Starbucks founder Howard Schultz has made some great points about what lies at the heart of business success. They apply to all of retail, believes George MacDonald

Data and technology are all the rage in retail these days, but perhaps sometimes it’s hard to see the customers among all the computers crunching their numbers.

Smart use of data has contributed to the transformation of retail, and will no doubt continue to do so, but first principles frequently still apply.

Following a dismal update  - an insipid brew rather than an energising espresso - from coffee giant Starbucks, founder Howard Schultz posted a thoughtful commentary on LinkedIn.

Among his points, Schultz – who these days is Starbucks’ emeritus chair – wrote that as the company seeks to reinvigorate itself, “the answer does not lie in data, but in the stores”.

“Focus on being experiential, not transactional. At Starbucks, culture is the currency of the company and its internal operating system. All roads at Starbucks go through its culture”

He wasn’t being a Luddite. Far from it. He flagged, for instance, the imperative that “one of their first actions should be to reinvent the mobile ordering and payment platform – which Starbucks pioneered – to once again make it the uplifting experience it was designed to be”.

But his main point was all about the need to be close to the business. He maintained: “Senior leaders – including board members – need to spend more time with those who wear the green apron.

“Through it all, focus on being experiential, not transactional. At Starbucks, culture is the currency of the company and its internal operating system. All roads at Starbucks – groundbreaking innovation, relentless execution, years of growth, and outsized financial performance and shareholder value – go through its culture.”

Many retailers on top form, including those that have been through painful turnarounds, will identify with that sentiment. Losing sight of the foundations upon which a business has been built – even if that business has evolved into something quite different from its original incarnation – frequently leads to trouble.

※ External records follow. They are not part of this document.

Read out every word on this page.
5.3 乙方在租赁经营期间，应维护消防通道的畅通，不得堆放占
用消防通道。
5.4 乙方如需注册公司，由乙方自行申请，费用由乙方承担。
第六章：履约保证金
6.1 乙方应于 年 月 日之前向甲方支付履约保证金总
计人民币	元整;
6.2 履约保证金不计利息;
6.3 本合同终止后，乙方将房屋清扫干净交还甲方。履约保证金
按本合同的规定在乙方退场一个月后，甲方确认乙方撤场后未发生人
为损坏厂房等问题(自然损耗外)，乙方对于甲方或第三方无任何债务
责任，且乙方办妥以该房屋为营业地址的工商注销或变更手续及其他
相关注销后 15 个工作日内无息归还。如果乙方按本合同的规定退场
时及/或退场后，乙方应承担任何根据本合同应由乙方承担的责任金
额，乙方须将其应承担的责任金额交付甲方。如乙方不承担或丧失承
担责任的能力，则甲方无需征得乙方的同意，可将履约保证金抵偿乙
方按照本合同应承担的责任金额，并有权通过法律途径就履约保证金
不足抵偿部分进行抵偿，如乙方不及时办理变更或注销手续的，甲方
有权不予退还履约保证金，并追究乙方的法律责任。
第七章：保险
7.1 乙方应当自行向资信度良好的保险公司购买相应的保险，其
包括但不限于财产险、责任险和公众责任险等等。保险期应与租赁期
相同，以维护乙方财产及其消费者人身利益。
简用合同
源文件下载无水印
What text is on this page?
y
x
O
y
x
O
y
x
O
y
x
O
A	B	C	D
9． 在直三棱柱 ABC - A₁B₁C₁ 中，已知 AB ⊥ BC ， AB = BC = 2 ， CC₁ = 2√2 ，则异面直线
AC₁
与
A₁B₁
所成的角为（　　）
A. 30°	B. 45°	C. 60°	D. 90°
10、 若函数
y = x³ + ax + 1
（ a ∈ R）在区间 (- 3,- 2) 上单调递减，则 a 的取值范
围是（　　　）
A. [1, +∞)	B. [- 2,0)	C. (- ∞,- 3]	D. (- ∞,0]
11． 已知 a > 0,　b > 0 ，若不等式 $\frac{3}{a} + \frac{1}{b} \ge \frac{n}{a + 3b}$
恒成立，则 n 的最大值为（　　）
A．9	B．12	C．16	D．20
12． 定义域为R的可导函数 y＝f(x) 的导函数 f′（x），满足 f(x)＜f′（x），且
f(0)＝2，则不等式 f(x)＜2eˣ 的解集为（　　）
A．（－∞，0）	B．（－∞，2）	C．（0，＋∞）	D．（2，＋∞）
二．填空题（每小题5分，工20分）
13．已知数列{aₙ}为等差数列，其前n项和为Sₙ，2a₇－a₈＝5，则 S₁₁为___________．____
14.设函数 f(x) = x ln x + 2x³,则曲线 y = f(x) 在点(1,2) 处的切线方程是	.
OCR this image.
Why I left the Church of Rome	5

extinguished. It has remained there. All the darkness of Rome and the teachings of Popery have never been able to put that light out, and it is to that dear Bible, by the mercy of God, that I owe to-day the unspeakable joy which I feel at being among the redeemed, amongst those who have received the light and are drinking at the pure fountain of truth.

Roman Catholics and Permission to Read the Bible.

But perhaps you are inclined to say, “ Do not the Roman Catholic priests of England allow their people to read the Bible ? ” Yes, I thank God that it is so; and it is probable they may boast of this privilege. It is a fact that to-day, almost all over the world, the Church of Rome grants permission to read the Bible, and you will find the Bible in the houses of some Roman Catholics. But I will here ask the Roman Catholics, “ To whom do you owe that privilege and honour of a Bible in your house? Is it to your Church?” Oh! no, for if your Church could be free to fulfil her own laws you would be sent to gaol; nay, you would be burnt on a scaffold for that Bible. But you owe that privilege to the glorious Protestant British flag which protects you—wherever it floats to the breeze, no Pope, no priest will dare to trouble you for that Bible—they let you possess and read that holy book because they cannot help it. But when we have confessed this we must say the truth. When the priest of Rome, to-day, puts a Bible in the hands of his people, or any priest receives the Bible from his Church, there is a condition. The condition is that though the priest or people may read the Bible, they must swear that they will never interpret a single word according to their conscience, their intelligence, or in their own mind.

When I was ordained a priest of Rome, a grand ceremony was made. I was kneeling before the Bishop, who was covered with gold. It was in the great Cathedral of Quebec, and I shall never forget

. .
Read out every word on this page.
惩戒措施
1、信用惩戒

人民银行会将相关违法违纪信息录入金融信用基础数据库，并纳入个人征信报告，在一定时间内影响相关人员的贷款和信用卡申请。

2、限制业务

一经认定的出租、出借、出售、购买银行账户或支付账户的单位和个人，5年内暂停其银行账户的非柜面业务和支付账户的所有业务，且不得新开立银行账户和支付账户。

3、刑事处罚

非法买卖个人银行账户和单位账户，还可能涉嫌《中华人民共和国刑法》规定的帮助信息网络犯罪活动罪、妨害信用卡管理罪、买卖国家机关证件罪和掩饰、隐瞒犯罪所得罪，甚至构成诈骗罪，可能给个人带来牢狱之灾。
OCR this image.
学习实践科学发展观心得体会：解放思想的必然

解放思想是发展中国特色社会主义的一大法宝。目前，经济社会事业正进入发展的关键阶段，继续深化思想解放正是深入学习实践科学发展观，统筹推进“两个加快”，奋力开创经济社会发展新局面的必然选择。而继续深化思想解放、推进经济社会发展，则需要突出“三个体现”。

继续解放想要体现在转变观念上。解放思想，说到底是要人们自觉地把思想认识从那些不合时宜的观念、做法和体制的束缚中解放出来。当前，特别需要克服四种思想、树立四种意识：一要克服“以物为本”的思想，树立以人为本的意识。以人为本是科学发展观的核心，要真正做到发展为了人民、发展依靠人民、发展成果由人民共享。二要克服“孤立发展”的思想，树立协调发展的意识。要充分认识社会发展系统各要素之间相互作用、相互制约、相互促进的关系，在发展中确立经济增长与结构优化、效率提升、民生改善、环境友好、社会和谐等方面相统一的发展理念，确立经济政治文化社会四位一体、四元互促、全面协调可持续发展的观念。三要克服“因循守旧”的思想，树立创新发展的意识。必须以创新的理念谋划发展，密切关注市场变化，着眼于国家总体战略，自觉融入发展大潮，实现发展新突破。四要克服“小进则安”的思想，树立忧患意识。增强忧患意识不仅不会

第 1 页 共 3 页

“Tesco Clubcard pioneered the use of customer data in the 1990s and today is piloting the deployment of AI. However, the point of Clubcard remains unchanged – to reward loyal customers”

Data, the shift to omnichannel propositions and, increasingly, AI have opened the door to new opportunities in retail, which the most forward-thinking and agile businesses have seized upon.

But many of the customer-facing innovations that have had the greatest impact have been rooted in retailers’ consumer heritage.

Take Tesco’s Clubcard scheme. Clubcard pioneered the adept use of customer data back in the 1990s and today is piloting the deployment of AI to ‘hyper personalise’ promotions. However, the point of Clubcard remains unchanged – to reward loyal customers, deliver them the value for which Tesco is famous and so deliver commercial success in the process.

At Marks & Spencer, which posts full-year results next week, the sort of approach advocated by Schultz has been behind the retailer’s renaissance in recent years. Nobody would accuse chief executive Stuart Machin of not being close to those wearing the M&S equivalent of Starbucks’ green apron.

M&S too is seeking to leverage the potential of AI. It is, for example, working with Palo Alto-based SymphonyAI and using the technology to compare “images captured of products in stores to store-specific planograms, providing an instant view of compliance on store shelves”. The point is ultimately to improve the in-store experience of shoppers by providing frontline staff with tools to do their jobs better.

And turbo-charged shops are at the heart of M&S’s strategy as it increasingly focuses on ‘bigger, better stores’ that enable everything from larger food assortments to improved click-and-collect services.

“Currys has announced that it is transforming 65 branches – investing in retail fundmentals – to improve the customer experience and deliver value”

M&S isn’t alone. Just this week, electricals giant Currys announced that it is transforming 65 branches to improve the customer experience.

In the words of stores director Matthew Speight: “Investing in our retail fundamentals is critical to delivering value for our customers and, in particular, improving our store layouts and growing in-store ranges.”

As Schultz wrote in his post: “The stores require a maniacal focus on the customer experience, through the eyes of a merchant.”

Data will provide some of the answers, but will never be a substitute for knowing the business, its purpose and crystallising that through empowered green apron wearers – and that must be as true for ecommerce stores as for their bricks-and-mortar counterparts.